A highlights was the history of videogames though. This allowed visitors to rifle through a treasure trove of classics. From Pac-Man and Pong, to a wander down memory lane with Lara Croft in Tomb Raider right through to Angry Birds.
The exhibit then moves on to a space dedicated to the more recent trend of user-created content and interactive web art. Chris Mil and Aaron Koblin’s Johnny Cash Project inspired. It allows participants to create a drawing that is then digitally woven into a collective tribute to his song “Ain’t No Grave”. The project was inspired by the song’s central lyric and represents Cash’s continued existence even after his death.
There’s a big focus on visual effects throughout – it was great to see the spectacle of Jurassic Park in a different context, reliving the classic and then gtaking in interactive walk-through’s of more recent films such as Inception and Gravity.

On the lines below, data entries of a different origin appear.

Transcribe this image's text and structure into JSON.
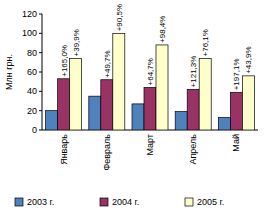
{
  "chart_data": {
    "type": "bar",
    "y_label": "Млн грн.",
    "categories": [
      "Январь",
      "Февраль",
      "Март",
      "Апрель",
      "Май"
    ],
    "series": [
      {
        "name": "2003 г.",
        "color": "#4f81bd",
        "values": [
          20,
          35,
          27,
          19,
          13
        ]
      },
      {
        "name": "2004 г.",
        "color": "#993366",
        "values": [
          53,
          52,
          44,
          42,
          39
        ],
        "annotations": [
          "+165,0%",
          "+49,7%",
          "+64,7%",
          "+121,3%",
          "+197,1%"
        ]
      },
      {
        "name": "2005 г.",
        "color": "#ffffcc",
        "values": [
          74,
          100,
          88,
          74,
          56
        ],
        "annotations": [
          "+39,9%",
          "+90,5%",
          "+98,4%",
          "+76,1%",
          "+43,9%"
        ]
      }
    ],
    "ylim": [
      0,
      120
    ],
    "yticks": [
      0,
      20,
      40,
      60,
      80,
      100,
      120
    ],
    "legend": "bottom"
  }
}
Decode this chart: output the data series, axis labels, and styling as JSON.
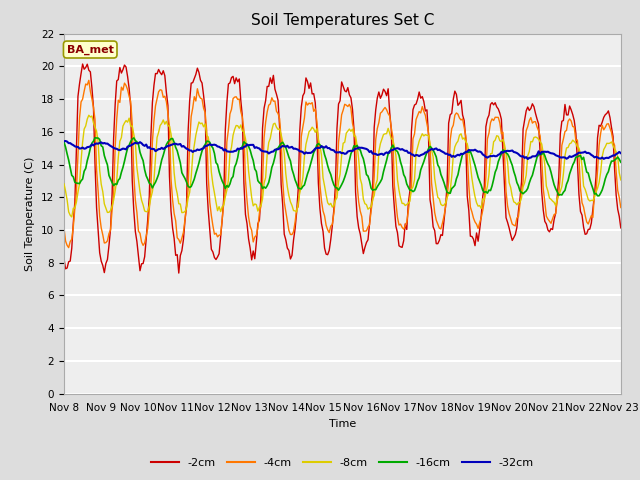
{
  "title": "Soil Temperatures Set C",
  "xlabel": "Time",
  "ylabel": "Soil Temperature (C)",
  "ylim": [
    0,
    22
  ],
  "yticks": [
    0,
    2,
    4,
    6,
    8,
    10,
    12,
    14,
    16,
    18,
    20,
    22
  ],
  "xtick_labels": [
    "Nov 8",
    "Nov 9",
    "Nov 10",
    "Nov 11",
    "Nov 12",
    "Nov 13",
    "Nov 14",
    "Nov 15",
    "Nov 16",
    "Nov 17",
    "Nov 18",
    "Nov 19",
    "Nov 20",
    "Nov 21",
    "Nov 22",
    "Nov 23"
  ],
  "series": {
    "-2cm": {
      "color": "#cc0000",
      "linewidth": 1.0
    },
    "-4cm": {
      "color": "#ff7700",
      "linewidth": 1.0
    },
    "-8cm": {
      "color": "#ddcc00",
      "linewidth": 1.0
    },
    "-16cm": {
      "color": "#00aa00",
      "linewidth": 1.2
    },
    "-32cm": {
      "color": "#0000bb",
      "linewidth": 1.5
    }
  },
  "legend_label": "BA_met",
  "background_color": "#dddddd",
  "plot_bg_color": "#eeeeee",
  "grid_color": "#ffffff",
  "title_fontsize": 11,
  "axis_fontsize": 8,
  "tick_fontsize": 7.5
}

It was particularly heartening to see so much love lavished on the UK’s flourishing indie gaming scene, featuring innovations in design from eye-tracking technology to wearable tech from Brit designers like CuteCircuit and The Unseen.
Pyramidi is one of the most memraoble pieces. It’s a collaboration between Will.I.Am and sound artist Yuri Suzuki. The piece is an enormous (and slightly frightening) six-foot floating Egyptian-style head. It sings a new track, composed specifically for the exhibition. It is performed by a trio of robotic instruments – a drum kit, piano and a guitar. A mind-blowing, high-tech, riff on a one-man band. Brilliant.
In The Barbican’s Pit Theatre a piece from London-based artist Usman Haque had people queuing up to have a play. It allowed visitors to manipulate beams of light formed in clouds of smoking using gestures.
Our favourite piece was The Treasury of The Sanctuary – a stunning visual arts piece in which your movement is transformed into a flock of animated birds. Lifted the spirits and captured our imagination, one that stays with you.
The show is ambitious, remarkable and feels distinctly British too. Perhaps there’s too much to see and do in one-visit, but we certainly came away both impressed by the breadth of digital creativity out there and inspired to develop our thinking, our digital offering and reimagine what’s possible.
The Unity Field Trip programme sees members of staff attending the best new shows, exhibitions, and happenings around the UK. Keeping our ear to the ground means our thinking, campaigns and communications stays fresh. We love to get inspired!